Татьяна молча встала из-за стола и пошла по выложенной кирпичом дорожке в глубь двора. Они слышали, как звякнула щеколда калитки, ведущей на соседнее подворье.

— Миша, а куда это она пошла? — спросил Касаткин.

— Не знаю, Федорыч, — ответил Михаил, не подымая на Касаткина глаз.

— А знать надобно бы, Миша, — сказал с укором Касаткин. — Пошла она к соседке Акулине Коротковой. С этой беспардонной старухой и шурует твоя Татьяна на базарах. Что ж ты так-то, а?

— Не следить же мне за ней, Федорыч. Да и как уследишь… Я целыми днями на работе.

— А ты вот что, Миша… Ты это… поучи ее, а? Глядишь — и опамятовалась бы. Первое средство, лучше и не надо.

Касаткин помолчал, вздохнул:

— Жизнь перевернулась, язви ее… По своим девкам сужу. Попробуй-ка поучи их битьем: подумать страшно. А ведь отец…

Вернулась Таня, принесла плоское бревнышко материала, завернутое в грубую бумагу. Не зная, что делать с ним, куда приткнуть, она стояла и нелепо держала его в руках… Унизительные мгновения текли, текли, и не было им конца; Татьяна попыталась что-то сказать, в горле ее булькнуло, выкатилось оттуда искаженное, непонятное слово, и Михаил злобно глянул на Касаткина: да возьми же ты, пень старый!

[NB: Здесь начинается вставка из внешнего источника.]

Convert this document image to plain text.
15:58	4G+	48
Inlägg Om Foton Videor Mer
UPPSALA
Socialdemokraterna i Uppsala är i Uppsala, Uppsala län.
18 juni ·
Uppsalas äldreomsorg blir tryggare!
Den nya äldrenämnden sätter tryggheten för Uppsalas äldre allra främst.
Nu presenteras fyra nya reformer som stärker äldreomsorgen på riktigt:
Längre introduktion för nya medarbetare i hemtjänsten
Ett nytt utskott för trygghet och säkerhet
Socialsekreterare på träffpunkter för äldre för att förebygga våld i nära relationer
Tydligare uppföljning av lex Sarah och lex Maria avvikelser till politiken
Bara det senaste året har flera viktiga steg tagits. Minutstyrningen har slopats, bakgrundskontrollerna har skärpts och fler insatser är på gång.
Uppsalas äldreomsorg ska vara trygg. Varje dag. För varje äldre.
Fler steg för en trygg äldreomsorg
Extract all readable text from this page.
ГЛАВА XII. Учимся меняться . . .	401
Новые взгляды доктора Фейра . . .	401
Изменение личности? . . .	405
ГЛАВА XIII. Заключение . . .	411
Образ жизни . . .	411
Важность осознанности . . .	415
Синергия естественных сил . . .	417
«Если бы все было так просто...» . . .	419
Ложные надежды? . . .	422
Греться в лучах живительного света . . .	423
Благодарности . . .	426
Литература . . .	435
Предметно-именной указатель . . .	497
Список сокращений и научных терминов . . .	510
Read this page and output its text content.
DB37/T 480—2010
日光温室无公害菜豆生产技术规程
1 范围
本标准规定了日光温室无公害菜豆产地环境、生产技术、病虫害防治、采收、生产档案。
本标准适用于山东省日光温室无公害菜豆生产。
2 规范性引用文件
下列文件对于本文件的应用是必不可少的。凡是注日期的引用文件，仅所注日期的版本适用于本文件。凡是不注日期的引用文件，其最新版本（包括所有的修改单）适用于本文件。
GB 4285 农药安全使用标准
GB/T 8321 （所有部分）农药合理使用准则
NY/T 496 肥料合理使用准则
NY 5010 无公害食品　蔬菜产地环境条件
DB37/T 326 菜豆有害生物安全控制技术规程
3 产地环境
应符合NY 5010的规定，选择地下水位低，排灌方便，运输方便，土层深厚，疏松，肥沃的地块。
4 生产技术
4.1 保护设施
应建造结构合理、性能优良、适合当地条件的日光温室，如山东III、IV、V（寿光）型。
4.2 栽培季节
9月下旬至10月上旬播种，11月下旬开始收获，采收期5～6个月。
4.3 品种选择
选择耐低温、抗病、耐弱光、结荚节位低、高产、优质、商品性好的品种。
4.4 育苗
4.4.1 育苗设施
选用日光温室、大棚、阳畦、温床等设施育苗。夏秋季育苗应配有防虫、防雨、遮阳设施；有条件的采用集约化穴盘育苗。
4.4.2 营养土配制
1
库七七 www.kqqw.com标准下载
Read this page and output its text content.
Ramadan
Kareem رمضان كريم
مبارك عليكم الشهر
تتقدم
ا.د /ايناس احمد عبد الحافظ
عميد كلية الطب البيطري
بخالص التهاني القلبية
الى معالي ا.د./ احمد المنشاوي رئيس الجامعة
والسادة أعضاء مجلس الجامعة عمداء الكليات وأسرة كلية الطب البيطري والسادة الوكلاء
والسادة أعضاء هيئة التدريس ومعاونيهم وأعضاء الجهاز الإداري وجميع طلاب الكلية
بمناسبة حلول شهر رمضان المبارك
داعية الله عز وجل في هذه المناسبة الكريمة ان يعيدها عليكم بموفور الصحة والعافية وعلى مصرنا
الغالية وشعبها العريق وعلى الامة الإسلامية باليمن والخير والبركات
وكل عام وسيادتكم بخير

— Пойду я, — поднялся Касаткин.

Таня по-прежнему стояла у стола, безвольно опустив руки. А он ждал минуты, чтобы яростно, с наслаждением бросить ей в лицо свои каменные слова, — невысказанные, они, казалось, разорвут его на части; и вот Касаткин ушел, Таня покорно ждала его суда, и эта покорность сразила Михаила, злоба и отчаяние, терзавшие его, схлынули, и он с холодным презрением к себе подумал, что чуть не выместил свое унижение на раздавленной страхом жене. Уже стемнело, и Михаил даже не глазами, а тем пронзительным оком души, которое дано только любящим, видел, как постарела она, как огрубели черты. Он поднялся из-за стола, подошел к Тане и обнял ее. Она, дрожа и всхлипывая, прижалась к нему.

С того случая жизнь их вошла в тихие берега. Татьяна устроилась на работу — уборщицей в заводскую контору. Пришел день, когда их пригласили в гости, и день, когда они сами принимали гостей. Потом Кольку собирали в первый класс, ходили на свое первое родительское собрание… Все обыденные и необыденные вехи семейной жизни были для Михаила полны особого значения, ибо еще раз убеждали: прошлое забыто. Лишь временами ему казалось… И Михаил заспешил. Он намеренно не поберег жену, она забеременела. Он думал, что рождение второго ребенка навсегда отсечет те щупальца, которые еще тянутся к ней из прошлого. Татьяна нашла врача и сделала аборт. Он вернулся вечером с работы, увидел ее, лежащую с бледным ненавидящим лицом, с запекшимися, искусанными губами, и понял, что вся их жизнь после тюрьмы была зыбкая, неустойчивая. Надежды его — в который уже раз! — обвально рухнули. Он выбрался из обломков без сил, с отупевшей душой, и опять прошло какое-то время, чтобы он мог помыслить о будущем. На то время и пала его первая встреча с лесником. Он чувствовал, что в словах лесника была беспощадная народная мудрость, но что оставалось ему? Ничего, ничего…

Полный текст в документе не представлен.